In the cutting of gears and other toothed articles, such as bevel gears and in particular spiral bevel and hypoid gears, it is common to produce a burr having a sharp, jagged edge at the end of a tooth where the cutting tool exits the tooth slot. Burrs are particularly noted at the end of concave tooth flanks on spiral bevel ring gears and pinions. Regardless of location on a gear, burrs pose an injury risk to a machine operator as well as a performance hazard during subsequent rolling with a mating member. Therefore, it is essential that burrs be removed.
It may also be desirable to provide a chamfer at one or both ends of gear teeth including tip and root ends. After cutting, sharp corners usually exist at the intersection of the tooth sides, tip and/or root with the front and/or back faces and removing the sharp corners makes handling the gear safer and eliminates a potential area of unacceptably high hardness after heat treating.
There are many methods to deburr or to create a chamfer on toothed metal parts. In deburring, a common technique comprises positioning a blade at the edge of the gear while it rotates. The pre-existing burrs are removed by this blade with a scraping action. Processes like these are usually very fast but offer little chance of creating a specific chamfer on the edge of the tooth. The requirements for positioning a deburring blade are lower than in a true cutting process because of the rather simple blade alignment at the outside of the part.

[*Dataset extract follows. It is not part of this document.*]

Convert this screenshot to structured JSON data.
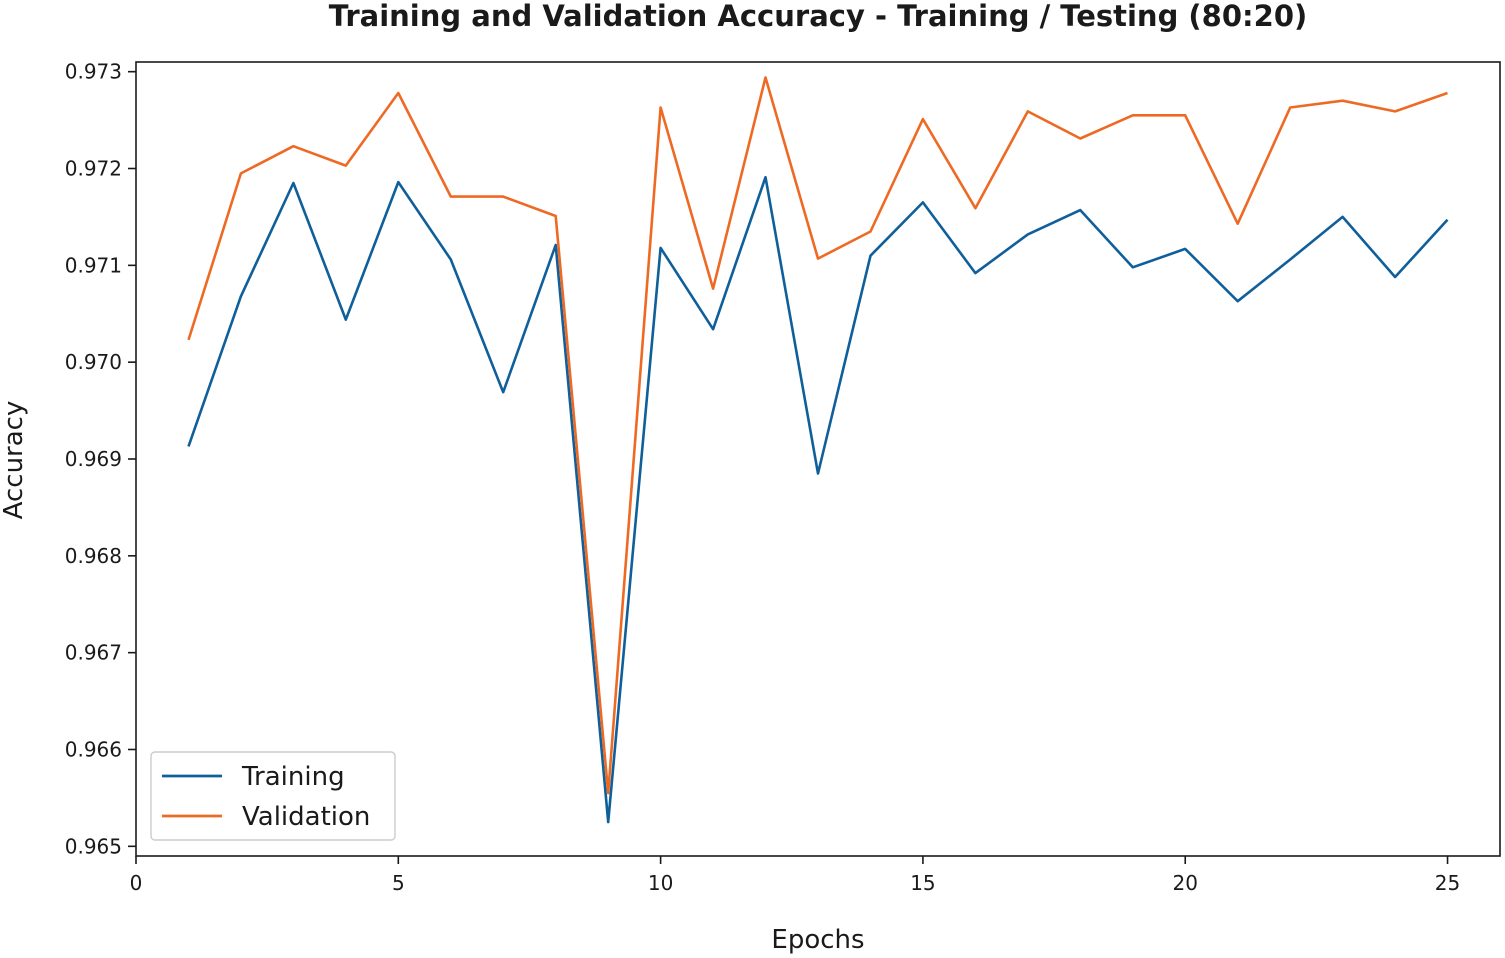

Generally, chamfering methods can be divided into contactless and contacting categories. Contactless processes include thermal energy machining (TEM) and electro chemical machining (ECM). Contacting processes include chamfering with brushes, files, grinders, cutters (including hobbing tools, end mills and disk cutters with cutting inserts), water jet cutters and hydro erosive grinding (HEG). Currently, the most common methods in the gear cutting industry, however, are chamfering with cutters and deburring with deburring blades as discussed further below.
One example of chamfering utilizing a disk cutter is shown in U.S. Pat. No. 7,794,186 wherein the chamfering device is mounted to the column of a gear cutting machine (e.g. machines as shown in U.S. Pat. No. 6,669,415 or 6,712,566) and uses the X and Y motions of the machine for positioning the disk cutter to the tooth flank. Additionally the chamfering device has a pivot axis which offers an angular adjustment. The setup of the chamfering unit is done by the machine operator in a teach mode. That means that the operator aligns the cutter blade manually to the flank of the part in two or three points and the machine calculates a linear path between them. The manual setup is very delicate and the resulting chamfer can be different for each operator depending on his skills. In the actual chamfering cycle the chamfer unit is lowered some distance, e.g. about 6 inches (152 mm), compared to its home position during the primary gear cutting cycle to prevent interferences. Alternatively, a computer-controlled five-axis chamfering unit may be located on the machine column. The setup of such a unit is also done by the machine operator in a teach mode.
Another chamfering arrangement, such as shown in WO 2011/038201, includes a chamfering unit comprising six independent axes all under computer (e.g. CNC) control wherein the unit is positioned adjacent a separate auxiliary spindle and a cut work piece is transferred from the work spindle of the machine to the auxiliary spindle for chamfering. With so many degrees of freedom, a teaching mode for the chamfering may place an undue burden on the operator.
An object of the present invention is to provide a method of chamfering that is essentially automatic and can be performed without a teaching step.